À Varsovie, des militants LGBT+ ont inauguré le premier Queer Museum, décidés à raconter leur histoire afin que celle-ci ne soit «plus jamais jetée à la poubelle», au cœur d’un pays toujours conservateur. Ambiance.
Le premier musée LGBT+ de Pologne a ouvert ses portes vendredi dernier dans l’avenue la plus animée de Varsovie, dans un moment qualifié d’historique par une communauté qui se bat toujours pour bénéficier de l’égalité des droits dans ce pays à forte tradition catholique. Dans un intérieur minimaliste, à la limite de l’austérité, niché entre des kebabs et des boutiques de vêtements d’occasion, le Queer Museum abrite près de 150 objets retraçant la lutte du mouvement LGBT+ polonais pour sa pleine reconnaissance.

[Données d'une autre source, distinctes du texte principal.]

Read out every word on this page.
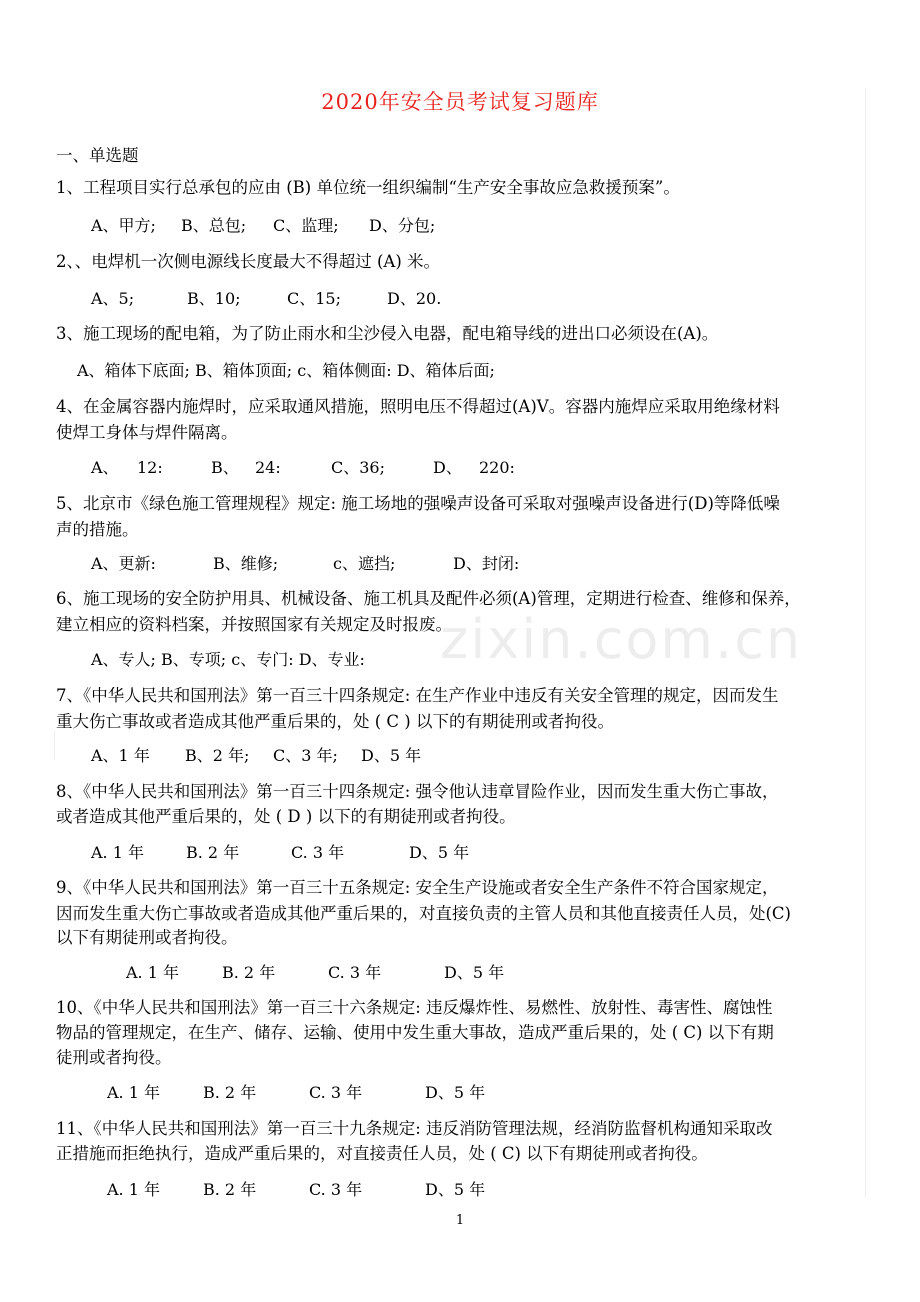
2020年安全员考试复习题库
一、单选题
1、工程项目实行总承包的应由 (B) 单位统一组织编制“生产安全事故应急救援预案”。
A、甲方; B、总包; C、监理; D、分包;
2、、电焊机一次侧电源线长度最大不得超过 (A) 米。
A、5;	B、10;	C、15;	D、20.
3、施工现场的配电箱，为了防止雨水和尘沙侵入电器，配电箱导线的进出口必须设在(A)。
A、箱体下底面; B、箱体顶面; c、箱体侧面: D、箱体后面;
4、在金属容器内施焊时，应采取通风措施，照明电压不得超过(A)V。容器内施焊应采取用绝缘材料
使焊工身体与焊件隔离。
A、 12:	B、 24:	C、36;	D、 220:
5、北京市《绿色施工管理规程》规定: 施工场地的强噪声设备可采取对强噪声设备进行(D)等降低噪
声的措施。
A、更新:	B、维修;	c、遮挡;	D、封闭:
6、施工现场的安全防护用具、机械设备、施工机具及配件必须(A)管理，定期进行检查、维修和保养，
建立相应的资料档案，并按照国家有关规定及时报废。
A、专人; B、专项; c、专门: D、专业:
7、《中华人民共和国刑法》第一百三十四条规定: 在生产作业中违反有关安全管理的规定，因而发生
重大伤亡事故或者造成其他严重后果的，处 ( C ) 以下的有期徒刑或者拘役。
A、1 年 B、2 年; C、3 年; D、5 年
8、《中华人民共和国刑法》第一百三十四条规定: 强令他认违章冒险作业，因而发生重大伤亡事故，
或者造成其他严重后果的，处 ( D ) 以下的有期徒刑或者拘役。
A. 1 年	B. 2 年	C. 3 年	D、5 年
9、《中华人民共和国刑法》第一百三十五条规定: 安全生产设施或者安全生产条件不符合国家规定，
因而发生重大伤亡事故或者造成其他严重后果的，对直接负责的主管人员和其他直接责任人员，处(C)
以下有期徒刑或者拘役。
A. 1 年	B. 2 年	C. 3 年	D、5 年
10、《中华人民共和国刑法》第一百三十六条规定: 违反爆炸性、易燃性、放射性、毒害性、腐蚀性
物品的管理规定，在生产、储存、运输、使用中发生重大事故，造成严重后果的，处 ( C) 以下有期
徒刑或者拘役。
A. 1 年	B. 2 年	C. 3 年	D、5 年
11、《中华人民共和国刑法》第一百三十九条规定: 违反消防管理法规，经消防监督机构通知采取改
正措施而拒绝执行，造成严重后果的，对直接责任人员，处 ( C) 以下有期徒刑或者拘役。
A. 1 年	B. 2 年	C. 3 年	D、5 年
zixin.com.cn
1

Le petit établissement a été créé par une ONG de défense des droits, Lambda, et c’est une première du genre «dans l’ensemble de l’Europe postcommuniste», s’est félicité son directeur, Krzysztof Kliszczynski. L’exposition tente de retracer l’histoire des personnes LGBT+ en Pologne depuis le XVIe siècle, la dépeignant au moyen de lettres, de photos et de témoignages des premiers mouvements militants, souvent clandestins par crainte de l’oppression.
Des dizaines de militants
La cérémonie d’ouverture a rassemblé quelques dizaines de militants polonais LGBT+, dont certains ont passé des décennies à lutter pour l’égalité des droits, tel Andrzej Selerowicz qui a lancé en 1983 la première lettre d’information polonaise pour hommes homosexuels. Devant la devanture du musée, ce dernier pointe du doigt une petite photo représentant deux jeunes hommes tout sourire, blottis l’un contre l’autre. «C’est une photo de moi et de mon partenaire, qui est toujours là, prise il y a 45 ans», déclare cet auteur et traducteur de 76 ans qui vit à Vienne.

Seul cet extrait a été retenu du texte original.